In order to guarantee sustainability of outcomes, the project will be institutionally embedded into the Heritage Hub in Hawick. This is the central archives service in the Scottish Borders and will host the new Internment Information and Research Centre at Hawick (IIRCH) which will be established as part of this proposal. This will be the only centre of its kind in mainland Britain and will be open to the general public and researchers from around the world. Its international advisory board will consist of scholars and public stakeholders and is indicative of the close cooperation between academia and the general public which is fostered by the project.
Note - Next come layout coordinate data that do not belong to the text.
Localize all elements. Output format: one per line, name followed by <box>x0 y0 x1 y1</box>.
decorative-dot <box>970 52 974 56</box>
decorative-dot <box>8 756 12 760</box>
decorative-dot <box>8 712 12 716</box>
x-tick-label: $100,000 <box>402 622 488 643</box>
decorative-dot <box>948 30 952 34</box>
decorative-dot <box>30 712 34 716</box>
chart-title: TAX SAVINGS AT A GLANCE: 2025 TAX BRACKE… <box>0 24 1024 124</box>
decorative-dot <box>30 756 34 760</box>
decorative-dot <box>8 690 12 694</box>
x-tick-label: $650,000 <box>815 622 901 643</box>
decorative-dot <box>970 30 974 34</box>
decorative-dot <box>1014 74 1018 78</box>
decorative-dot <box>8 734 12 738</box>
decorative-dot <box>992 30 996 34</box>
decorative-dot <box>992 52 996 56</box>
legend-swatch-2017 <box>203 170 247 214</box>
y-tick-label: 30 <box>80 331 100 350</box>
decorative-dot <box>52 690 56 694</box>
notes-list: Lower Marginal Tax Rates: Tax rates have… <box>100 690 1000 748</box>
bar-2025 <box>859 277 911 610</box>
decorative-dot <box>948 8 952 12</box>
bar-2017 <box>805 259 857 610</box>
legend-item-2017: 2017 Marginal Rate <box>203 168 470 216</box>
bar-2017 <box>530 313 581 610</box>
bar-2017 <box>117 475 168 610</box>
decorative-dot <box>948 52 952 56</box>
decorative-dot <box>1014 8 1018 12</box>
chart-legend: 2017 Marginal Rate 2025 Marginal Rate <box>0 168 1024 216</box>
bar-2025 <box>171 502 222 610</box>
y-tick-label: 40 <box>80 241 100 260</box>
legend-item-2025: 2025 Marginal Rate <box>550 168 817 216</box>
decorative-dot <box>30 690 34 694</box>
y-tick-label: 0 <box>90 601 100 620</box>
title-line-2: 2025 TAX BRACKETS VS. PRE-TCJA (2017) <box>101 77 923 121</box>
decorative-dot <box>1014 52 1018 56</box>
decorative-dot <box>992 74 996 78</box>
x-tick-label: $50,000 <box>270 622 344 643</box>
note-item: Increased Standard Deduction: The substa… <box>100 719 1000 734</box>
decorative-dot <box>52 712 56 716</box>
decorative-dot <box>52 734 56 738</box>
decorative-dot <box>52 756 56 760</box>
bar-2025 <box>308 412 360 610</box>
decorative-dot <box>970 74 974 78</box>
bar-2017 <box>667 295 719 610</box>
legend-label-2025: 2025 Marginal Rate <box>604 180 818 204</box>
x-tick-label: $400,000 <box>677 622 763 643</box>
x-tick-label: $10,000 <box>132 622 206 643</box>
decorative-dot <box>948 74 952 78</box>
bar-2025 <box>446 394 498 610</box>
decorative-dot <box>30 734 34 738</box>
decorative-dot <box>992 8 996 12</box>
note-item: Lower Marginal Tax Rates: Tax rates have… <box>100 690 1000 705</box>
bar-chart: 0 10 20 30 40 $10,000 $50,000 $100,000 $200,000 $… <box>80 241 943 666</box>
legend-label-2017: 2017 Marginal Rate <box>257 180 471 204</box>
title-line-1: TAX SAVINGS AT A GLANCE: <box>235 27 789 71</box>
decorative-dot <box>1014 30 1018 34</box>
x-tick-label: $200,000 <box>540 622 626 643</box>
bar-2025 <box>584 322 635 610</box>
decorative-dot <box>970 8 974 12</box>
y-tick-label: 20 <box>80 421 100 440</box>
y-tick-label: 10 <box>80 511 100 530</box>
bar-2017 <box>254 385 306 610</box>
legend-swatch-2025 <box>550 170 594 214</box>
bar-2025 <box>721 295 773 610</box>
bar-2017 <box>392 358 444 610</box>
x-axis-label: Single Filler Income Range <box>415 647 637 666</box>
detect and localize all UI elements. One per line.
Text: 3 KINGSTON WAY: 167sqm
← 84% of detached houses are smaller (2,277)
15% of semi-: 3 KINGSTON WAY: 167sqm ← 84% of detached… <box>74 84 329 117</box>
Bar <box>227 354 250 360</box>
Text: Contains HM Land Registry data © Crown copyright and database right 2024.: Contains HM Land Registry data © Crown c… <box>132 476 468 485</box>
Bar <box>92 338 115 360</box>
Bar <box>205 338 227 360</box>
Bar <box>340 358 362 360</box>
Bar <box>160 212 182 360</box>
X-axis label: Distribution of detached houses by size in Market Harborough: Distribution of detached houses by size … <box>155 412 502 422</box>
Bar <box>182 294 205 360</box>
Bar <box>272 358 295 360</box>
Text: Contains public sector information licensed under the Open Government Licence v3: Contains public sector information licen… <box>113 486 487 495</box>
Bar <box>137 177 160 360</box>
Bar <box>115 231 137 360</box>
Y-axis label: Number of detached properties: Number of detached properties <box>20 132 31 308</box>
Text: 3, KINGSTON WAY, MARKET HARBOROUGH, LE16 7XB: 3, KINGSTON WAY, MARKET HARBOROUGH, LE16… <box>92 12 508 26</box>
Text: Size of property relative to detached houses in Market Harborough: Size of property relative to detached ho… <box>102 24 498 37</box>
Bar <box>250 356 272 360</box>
Why does the project matter? Britain is currently in transition. Ethnic and religious minorities are increasingly perceived as a threat, Brexit has made the gulf between Britain and continental Europe wider, and the future legal status of many immigrant groups is unclear. Relevant policy areas are in flux, and the project presents a wider historical and geographical perspective on them. It will create an awareness that immigration and multiculturality are not just a modern day phenomenon but date back to the pre-1945 period; it will show that restrictive state responses towards a perceived 'enemy in our midst' can be out of tune with the actual threat posed; and it will create concrete links with countries in Europe and beyond to stress shared heritage and commemoration.

Planned Impact

All pathways to impact are innovative, will draw in new audiences, and will have a transformative effect on public sector institutions and existing users. This is true for local, national and international audiences. All public sector partners, in particular Heritage Hub Hawick, will be connected through expertise and institutional transformation (IIRCH) to academic and non-academic communities beyond the Borders region. Hawick Museum will heavily draw on the project outcomes for curating its exhibitions, and all interested heritage organisations in the UK will have access to the primary material and curatorial expertise accumulated at the Heritage Hub and Manx National Heritage. Archaeology Scotland will benefit from the range of experts to inform its outreach activities with young people and adults. Educational work in prisons will open up a completely new thematic area to this user group. The interdisciplinary nature of the performance strand ensures that audiences who are naturally more drawn towards music and theatre will now be drawn into a new topic area. Translations of source texts will open up a substantial body of primary information to users who are not proficient in German and are, at the moment, completely shut out of this aspect of First World War history at their doorsteps. The exhibition, website and social media will communicate public engagement activities and project findings to a national and global audience. The exhibition in particular will connect communities with similar histories around the world. It will help these communities integrate their own experience into wider contexts. Further dissemination will be through existing infrastructures, i. e., public sector organisations with broad experience in public engagement. This is crucial for outcome sustainability beyond the lifetime of the project. Audience participation will be measurable through events attendance, website clicks, social media participation, IIRCH user figures, and post-event surveys as practiced by the Heritage Hub after the pilot study weekend.